Richard, what is amusing is that the pads are not the limiting factor. It is the time it takes to send an ASDS out to sea, wait for a booster to land, return, unload and head back out.
Vandenberg cheats a bit and drops the booster off a bit far away for a drive back to base. Whereas the Florida ASDS’s are much close. But roads are faster than the sea, so they can recycle faster and thus with one ASDS are really launching like crazy out on the West Coast.
Having 2 ASDS’s dedicated to SLC-40 launches, means you can see how sometimes it is just 2-3 day sbetween launches, which seems to be the real pad recycle time.
I was expecting them to do more RTLS for Starlink, with fewer satellites to get the launch rate up higher, but I guess they decided not to.
If you have 3 pads that can do 165 launches a year. That is basically one every 2.2 days across three pads.
If you had 3 pads that all did RTLS missions, and could recycle a pad in 3 days, then you could have 3 launches every 3 days which is 360+ launches a year. Would shorting the payload 5-10 Starlinks be worth it? I guess they decided the trade off was no.

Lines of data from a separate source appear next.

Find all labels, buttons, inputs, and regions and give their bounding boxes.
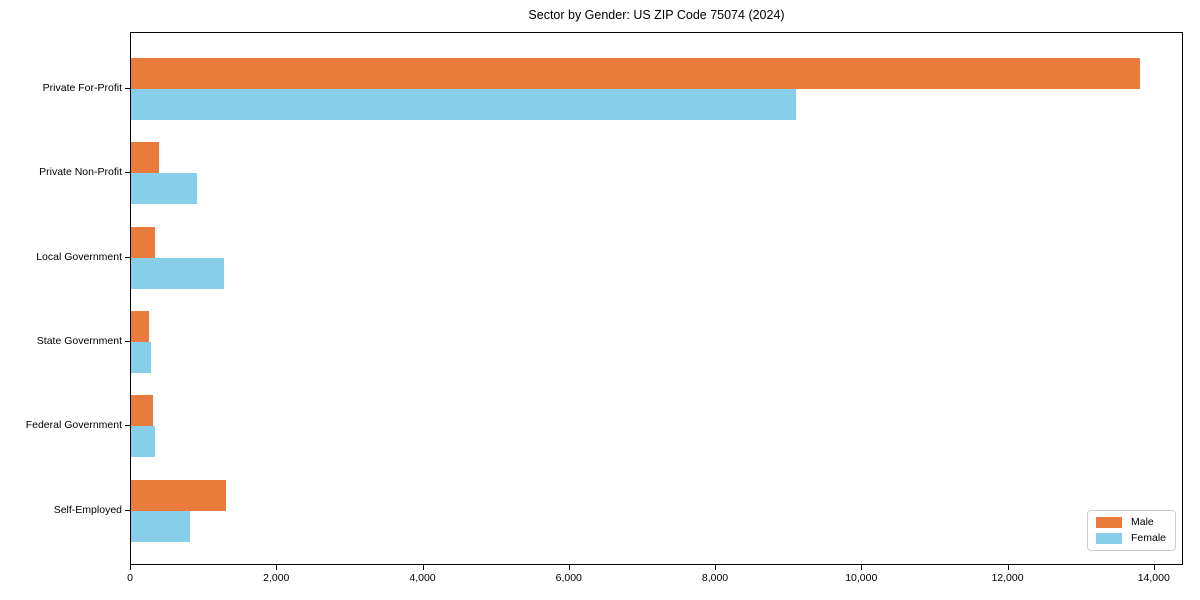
bar-female-private-for-profit [131, 89, 797, 120]
legend-swatch-female [1095, 532, 1122, 544]
legend-label-male: Male [1130, 516, 1154, 528]
x-tick-mark [1153, 565, 1155, 570]
x-tick-label-12000: 12,000 [991, 572, 1024, 584]
plot-area: Male Female [130, 32, 1183, 565]
bar-female-self-employed [131, 510, 191, 542]
bar-female-local-government [131, 257, 224, 289]
y-tick-label-local-government: Local Government [36, 250, 122, 263]
x-tick-mark [715, 565, 717, 570]
bar-male-federal-government [131, 395, 153, 427]
y-tick-mark [125, 509, 130, 511]
legend-item-female: Female [1095, 532, 1166, 544]
y-tick-mark [125, 256, 130, 258]
x-tick-label-6000: 6,000 [555, 572, 582, 584]
legend-label-female: Female [1130, 532, 1166, 544]
bar-male-private-for-profit [131, 58, 1141, 89]
x-tick-label-14000: 14,000 [1137, 572, 1170, 584]
x-tick-mark [861, 565, 863, 570]
y-tick-mark [125, 172, 130, 174]
y-tick-label-self-employed: Self-Employed [53, 503, 122, 516]
x-tick-label-8000: 8,000 [701, 572, 729, 584]
y-tick-mark [125, 425, 130, 427]
legend-item-male: Male [1095, 516, 1166, 528]
bar-female-federal-government [131, 426, 156, 458]
x-tick-mark [130, 565, 132, 570]
bar-male-local-government [131, 226, 156, 258]
x-tick-mark [276, 565, 278, 570]
x-tick-label-4000: 4,000 [409, 572, 436, 584]
y-tick-label-private-for-profit: Private For-Profit [42, 82, 122, 94]
x-tick-mark [1007, 565, 1009, 570]
x-tick-label-2000: 2,000 [263, 572, 290, 584]
bar-female-private-non-profit [131, 173, 197, 205]
legend-swatch-male [1095, 516, 1122, 528]
x-tick-mark [422, 565, 424, 570]
legend: Male Female [1086, 510, 1176, 551]
x-tick-label-10000: 10,000 [845, 572, 878, 584]
bar-male-self-employed [131, 479, 227, 511]
y-tick-label-private-non-profit: Private Non-Profit [39, 166, 122, 179]
y-tick-label-federal-government: Federal Government [25, 419, 122, 432]
y-tick-label-state-government: State Government [36, 334, 122, 347]
x-tick-label-0: 0 [127, 572, 133, 584]
bar-male-private-non-profit [131, 142, 159, 174]
x-tick-mark [568, 565, 570, 570]
y-tick-mark [125, 340, 130, 343]
chart-title: Sector by Gender: US ZIP Code 75074 (202… [528, 8, 785, 22]
bar-female-state-government [131, 341, 152, 373]
y-tick-mark [125, 88, 130, 90]
bar-male-state-government [131, 310, 149, 342]
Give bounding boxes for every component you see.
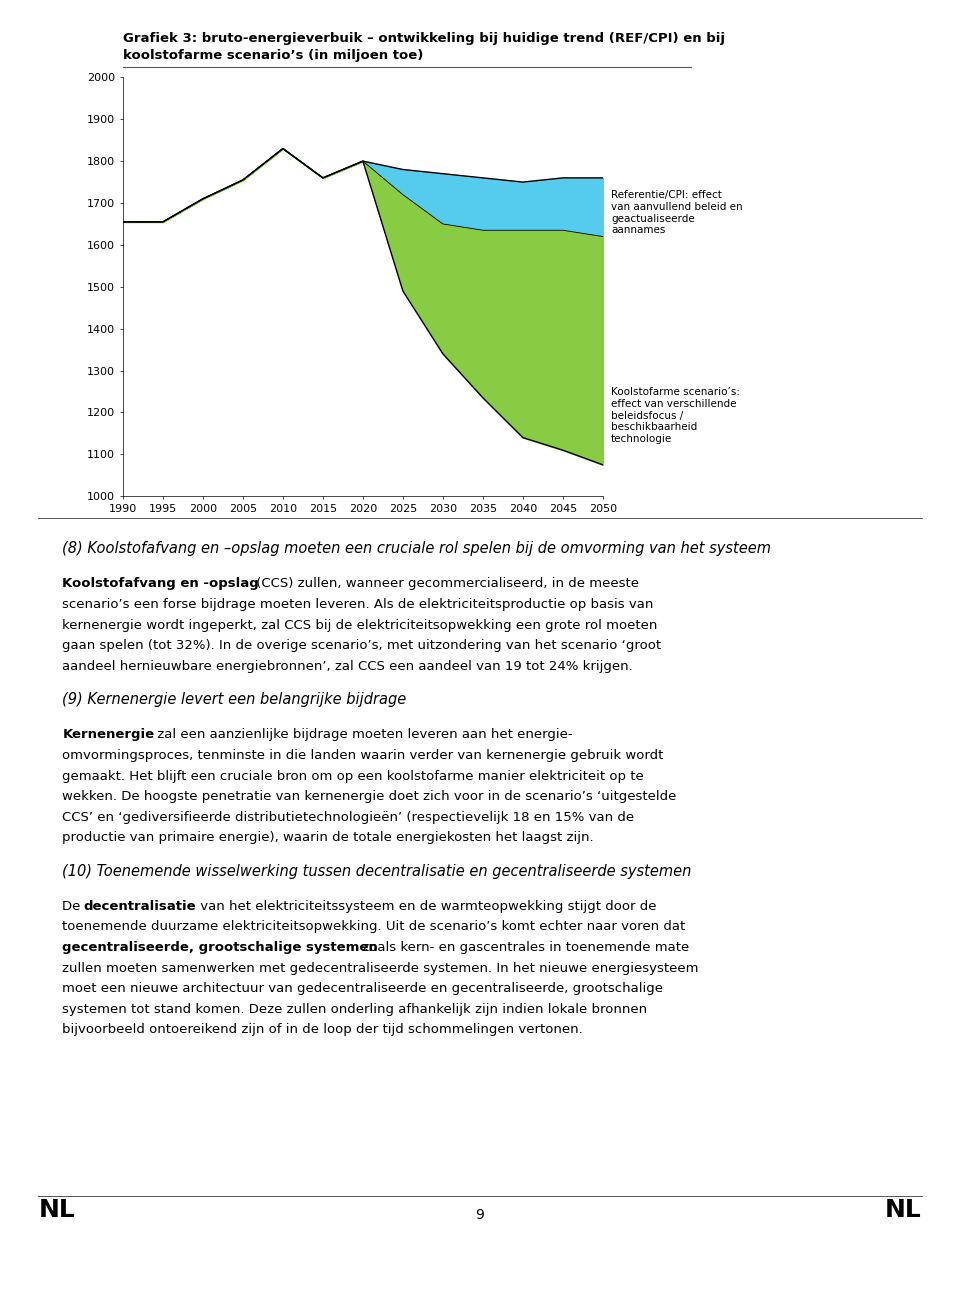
Text: (10) Toenemende wisselwerking tussen decentralisatie en gecentraliseerde systeme: (10) Toenemende wisselwerking tussen dec… xyxy=(62,864,692,879)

It seems they have found a sweet spot.
I’d love to see seven sites on the East Coast, scattered.
America has never lost a launch site of any size—but that might change.
Jeff Wright,
I don’t know what would cause the US to lose a launch site other than enemy action. The US doesn’t have any enemies capable of projecting expeditionary military force across either the Atlantic or the Pacific. Since Pres. Trump’s little object lesson in Venezuela, the effective immobilization of Cuba and the expulsion of nearly all Russians and Chinese presences from Latin America, the Caribbean and the Gulf of America are also safe zones.
The only thing that could really take out a US spaceport would be a nuke. Any of the US’s rapidly dwindling list of remaining nuclear-armed enemies would have a lot of much higher-priority targets than spaceports.